5. In terzo luogo, possiamo farci un’idea, solo incidentalmente, di come soffrono le
anime del purgatorio. Il fuoco, infatti, non avrebbe potere su di esse, anche se le
avvolgesse, se non avessero delle colpe da espiare. Tali colpe costituiscono la materia
del fuoco. Così è pure dell’anima in questo stato: una volta purificata dalle
imperfezioni, cessa di soffrire e non le rimane che la gioia.
6. Quarto: possiamo dedurre che, a mano a mano che si spoglia e si purifica grazie a
questo fuoco d’amore, l’anima se ne infiamma sempre più, come il legno s’incendia più
o meno presto secondo che viene più o meno predisposto a ricevere il fuoco. L’anima,
però, non sempre avverte questo incendio d’amore, ma solo a tratti, quando non è
investita troppo intensamente dalla contemplazione. In questo caso l’anima ha modo di
vedere e anche di apprezzare il lavoro che si va realizzando in lei, perché le si
manifesta. La mano che la prova sembra fermarsi e tirarla fuori dalla fucina perché essa
possa constatare la trasformazione che si va operando nel suo intimo. L’anima può così
scorgere in sé il bene che non riusciva a vedere durante le sofferenze. Similmente,
quando la fiamma cessa di investire il legno, si vede bene quanto ne abbia bruciato.
7. Quinto: da questo paragone possiamo dedurre anche quello che ho detto sopra, cioè
quanto sia vero che, dopo questa pausa di sollievo, l’anima riprende a soffrire più
intensamente e profondamente di prima. Infatti, dopo quella breve pausa che si ha
quando l’anima è stata purificata soprattutto dalle imperfezioni esterne, il fuoco d’amore
torna a ferirla ancora, la consuma e la purifica in profondità. La sofferenza dell’anima è
tanto più intima, penetrante e spirituale, quanto più la purificazione raggiunge le
imperfezioni più intime, penetranti e spirituali o più radicate nel fondo del suo essere.
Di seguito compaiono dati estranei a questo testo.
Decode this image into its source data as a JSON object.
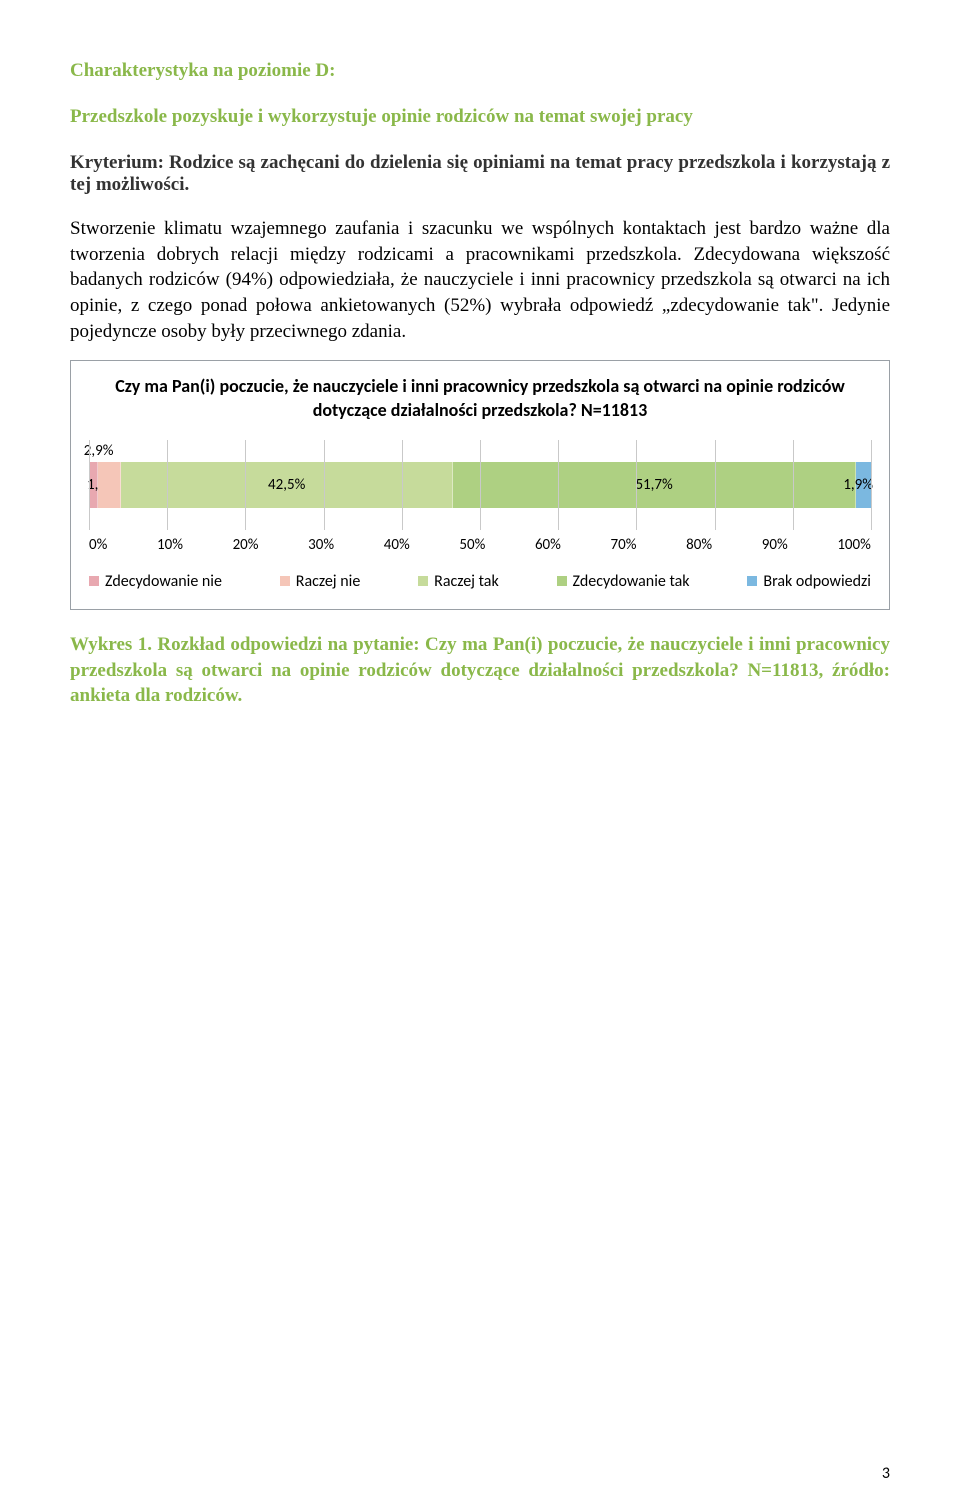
{
  "heading_d": "Charakterystyka na poziomie D:",
  "subheading": "Przedszkole pozyskuje i wykorzystuje opinie rodziców na temat swojej pracy",
  "criterion": "Kryterium: Rodzice są zachęcani do dzielenia się opiniami na temat pracy przedszkola i korzystają z tej możliwości.",
  "body": "Stworzenie klimatu wzajemnego zaufania i szacunku we wspólnych kontaktach jest bardzo ważne dla tworzenia dobrych relacji między rodzicami a pracownikami przedszkola. Zdecydowana większość badanych rodziców (94%) odpowiedziała, że nauczyciele i inni pracownicy przedszkola są otwarci na ich opinie, z czego ponad połowa ankietowanych (52%) wybrała odpowiedź „zdecydowanie tak\". Jedynie pojedyncze osoby były przeciwnego zdania.",
  "chart": {
    "title": "Czy ma Pan(i) poczucie, że nauczyciele i inni pracownicy przedszkola są otwarci na opinie rodziców dotyczące działalności przedszkola? N=11813",
    "segments": [
      {
        "label": "1,0%",
        "value": 1.0,
        "color": "#e8a8b0"
      },
      {
        "label": "2,9%",
        "value": 2.9,
        "color": "#f5c6b8"
      },
      {
        "label": "42,5%",
        "value": 42.5,
        "color": "#c6db9b"
      },
      {
        "label": "51,7%",
        "value": 51.7,
        "color": "#aed082"
      },
      {
        "label": "1,9%",
        "value": 1.9,
        "color": "#7bb8e0"
      }
    ],
    "axis_ticks": [
      "0%",
      "10%",
      "20%",
      "30%",
      "40%",
      "50%",
      "60%",
      "70%",
      "80%",
      "90%",
      "100%"
    ],
    "legend": [
      {
        "swatch": "#e8a8b0",
        "label": "Zdecydowanie nie"
      },
      {
        "swatch": "#f5c6b8",
        "label": "Raczej nie"
      },
      {
        "swatch": "#c6db9b",
        "label": "Raczej tak"
      },
      {
        "swatch": "#aed082",
        "label": "Zdecydowanie tak"
      },
      {
        "swatch": "#7bb8e0",
        "label": "Brak odpowiedzi"
      }
    ],
    "grid_color": "#c9c9c9",
    "box_border": "#9aa0a6"
  },
  "caption": "Wykres 1. Rozkład odpowiedzi na pytanie: Czy ma Pan(i) poczucie, że nauczyciele i inni pracownicy przedszkola są otwarci na opinie rodziców dotyczące działalności przedszkola? N=11813, źródło: ankieta dla rodziców.",
  "page_number": "3"
}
Accade proprio come al legno: quando il fuoco penetra più profondamente, aumenta la
forza e il furore per trasformarlo fin nelle fibre più intime e, così, impossessarsene.
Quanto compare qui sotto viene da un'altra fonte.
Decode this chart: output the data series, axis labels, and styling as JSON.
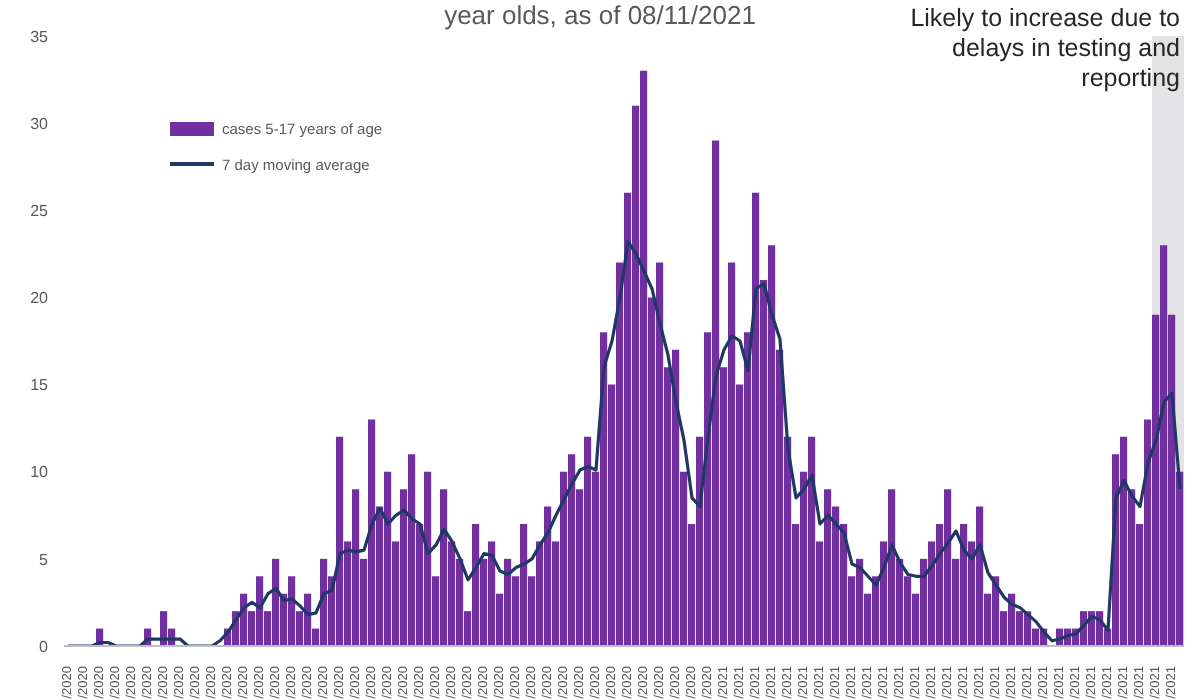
{
  "chart_data": {
    "type": "bar",
    "title": "year olds, as of 08/11/2021",
    "annotations": [
      "Likely to increase due to delays in testing and reporting"
    ],
    "categories": [
      "/2020",
      null,
      "/2020",
      null,
      "/2020",
      null,
      "/2020",
      null,
      "/2020",
      null,
      "/2020",
      null,
      "/2020",
      null,
      "/2020",
      null,
      "/2020",
      null,
      "/2020",
      null,
      "/2020",
      null,
      "/2020",
      null,
      "/2020",
      null,
      "/2020",
      null,
      "/2020",
      null,
      "/2020",
      null,
      "/2020",
      null,
      "/2020",
      null,
      "/2020",
      null,
      "/2020",
      null,
      "/2020",
      null,
      "/2020",
      null,
      "/2020",
      null,
      "/2020",
      null,
      "/2020",
      null,
      "/2020",
      null,
      "/2020",
      null,
      "/2020",
      null,
      "/2020",
      null,
      "/2020",
      null,
      "/2020",
      null,
      "/2020",
      null,
      "/2020",
      null,
      "/2020",
      null,
      "/2020",
      null,
      "/2020",
      null,
      "/2020",
      null,
      "/2020",
      null,
      "/2020",
      null,
      "/2020",
      null,
      "/2020",
      null,
      "/2021",
      null,
      "/2021",
      null,
      "/2021",
      null,
      "/2021",
      null,
      "/2021",
      null,
      "/2021",
      null,
      "/2021",
      null,
      "/2021",
      null,
      "/2021",
      null,
      "/2021",
      null,
      "/2021",
      null,
      "/2021",
      null,
      "/2021",
      null,
      "/2021",
      null,
      "/2021",
      null,
      "/2021",
      null,
      "/2021",
      null,
      "/2021",
      null,
      "/2021",
      null,
      "/2021",
      null,
      "/2021",
      null,
      "/2021",
      null,
      "/2021",
      null,
      "/2021",
      null,
      "/2021",
      null,
      "/2021",
      null,
      "/2021",
      null,
      "/2021",
      null,
      "/2021",
      null
    ],
    "series": [
      {
        "name": "cases 5-17 years of age",
        "color": "#7030a0",
        "values": [
          0,
          0,
          0,
          0,
          1,
          0,
          0,
          0,
          0,
          0,
          1,
          0,
          2,
          1,
          0,
          0,
          0,
          0,
          0,
          0,
          1,
          2,
          3,
          2,
          4,
          2,
          5,
          3,
          4,
          2,
          3,
          1,
          5,
          4,
          12,
          6,
          9,
          5,
          13,
          8,
          10,
          6,
          9,
          11,
          7,
          10,
          4,
          9,
          6,
          5,
          2,
          7,
          5,
          6,
          3,
          5,
          4,
          7,
          4,
          6,
          8,
          6,
          10,
          11,
          9,
          12,
          10,
          18,
          15,
          22,
          26,
          31,
          33,
          20,
          22,
          16,
          17,
          10,
          7,
          12,
          18,
          29,
          16,
          22,
          15,
          18,
          26,
          21,
          23,
          17,
          12,
          7,
          10,
          12,
          6,
          9,
          8,
          7,
          4,
          5,
          3,
          4,
          6,
          9,
          5,
          4,
          3,
          5,
          6,
          7,
          9,
          5,
          7,
          6,
          8,
          3,
          4,
          2,
          3,
          2,
          2,
          1,
          1,
          0,
          1,
          1,
          1,
          2,
          2,
          2,
          1,
          11,
          12,
          9,
          7,
          13,
          19,
          23,
          19,
          10
        ]
      },
      {
        "name": "7 day moving average",
        "type": "line",
        "color": "#1f3864",
        "values": [
          0,
          0,
          0,
          0,
          0.2,
          0.2,
          0,
          0,
          0,
          0,
          0.4,
          0.4,
          0.4,
          0.4,
          0.4,
          0,
          0,
          0,
          0,
          0.3,
          0.8,
          1.5,
          2.2,
          2.5,
          2.2,
          3,
          3.3,
          2.6,
          2.7,
          2.3,
          1.8,
          1.9,
          3,
          3.2,
          5.3,
          5.5,
          5.4,
          5.5,
          7,
          7.9,
          7,
          7.5,
          7.8,
          7.3,
          7,
          5.3,
          5.8,
          6.7,
          6,
          5,
          3.8,
          4.5,
          5.3,
          5.2,
          4.3,
          4.1,
          4.5,
          4.7,
          5,
          5.8,
          6.5,
          7.5,
          8.4,
          9.3,
          10.1,
          10.3,
          10.1,
          16,
          17.5,
          20,
          23.2,
          22.5,
          21.5,
          20.5,
          18.5,
          16.7,
          14,
          11.8,
          8.5,
          8,
          12,
          15.5,
          17,
          17.8,
          17.5,
          15.8,
          20.5,
          20.8,
          19,
          17.6,
          11.3,
          8.5,
          9,
          9.8,
          7,
          7.5,
          7,
          6.5,
          4.7,
          4.5,
          4,
          3.5,
          4.5,
          5.8,
          4.8,
          4.1,
          4,
          4,
          4.6,
          5.3,
          5.9,
          6.6,
          5.5,
          5,
          5.8,
          4.2,
          3.5,
          2.8,
          2.4,
          2.2,
          1.8,
          1.4,
          0.8,
          0.3,
          0.4,
          0.6,
          0.7,
          1.2,
          1.7,
          1.5,
          0.9,
          8.5,
          9.5,
          8.6,
          8,
          10.5,
          11.8,
          14,
          14.5,
          9
        ]
      }
    ],
    "ylim": [
      0,
      35
    ],
    "yticks": [
      0,
      5,
      10,
      15,
      20,
      25,
      30,
      35
    ],
    "legend": "top left",
    "marker": "none",
    "line_style": "solid"
  }
}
8. Sesto: dal paragone fatto possiamo dedurre anche il motivo per cui l’anima crede che
tutto il bene sia perduto e che, anzi, sia piena di mali, perché durante questa
purificazione non prova altro che amarezza. Così è del legno che brucia: l’aria o altra
cosa non fa che alimentare il fuoco che lo divora. Ma se si verificano altre pause di
sollievo come le prime, la sua gioia sarà più intima, perché la purificazione è stata più
profonda.
9. Settimo: possiamo pure dedurre che in questi intervalli l’anima goda maggiormente e
che a volte le sembri addirittura che le sofferenze non debbano più tornare; ma poiché
ritorneranno ben presto, se ci fa caso, e a volte anche se non ci fa caso, continuerà ad
avvertire la cattiva radice che le rimane e le impedisce di gustare una gioia piena. Le
sembra di sentire, infatti, la minaccia di un nuovo assalto; quando è così, esso non tarda
a venire. Infine, ciò che resta da purificare e illuminare nella parte più intima dell’anima
non può essere nascosto completamente a quella parte dell’anima già purificata. Anche
nel legno è ben visibile la differenza tra la parte esterna già accesa e quella interna non
ancora bruciata. Quando poi la purificazione tocca la parte più intima, non dobbiamo
46meravigliarci se l’anima crede un’altra volta di aver perduto tutto il bene e di non
poterlo mai più riavere; infatti, immersa nelle sofferenze più intime, perde di vista tutti i
beni esteriori.
10. Ora, tenendo presente questo paragone insieme alle spiegazioni del primo verso
della prima strofa della “Notte oscura” e delle sue terribili caratteristiche, sarà
opportuno passare oltre queste cose tristi dell’anima e cominciare invece a trattare del
frutto delle sue lacrime nonché delle sue proprietà preziose che sono annunciate dal
secondo verso: con ansie, dal mio amor tutta infiammata.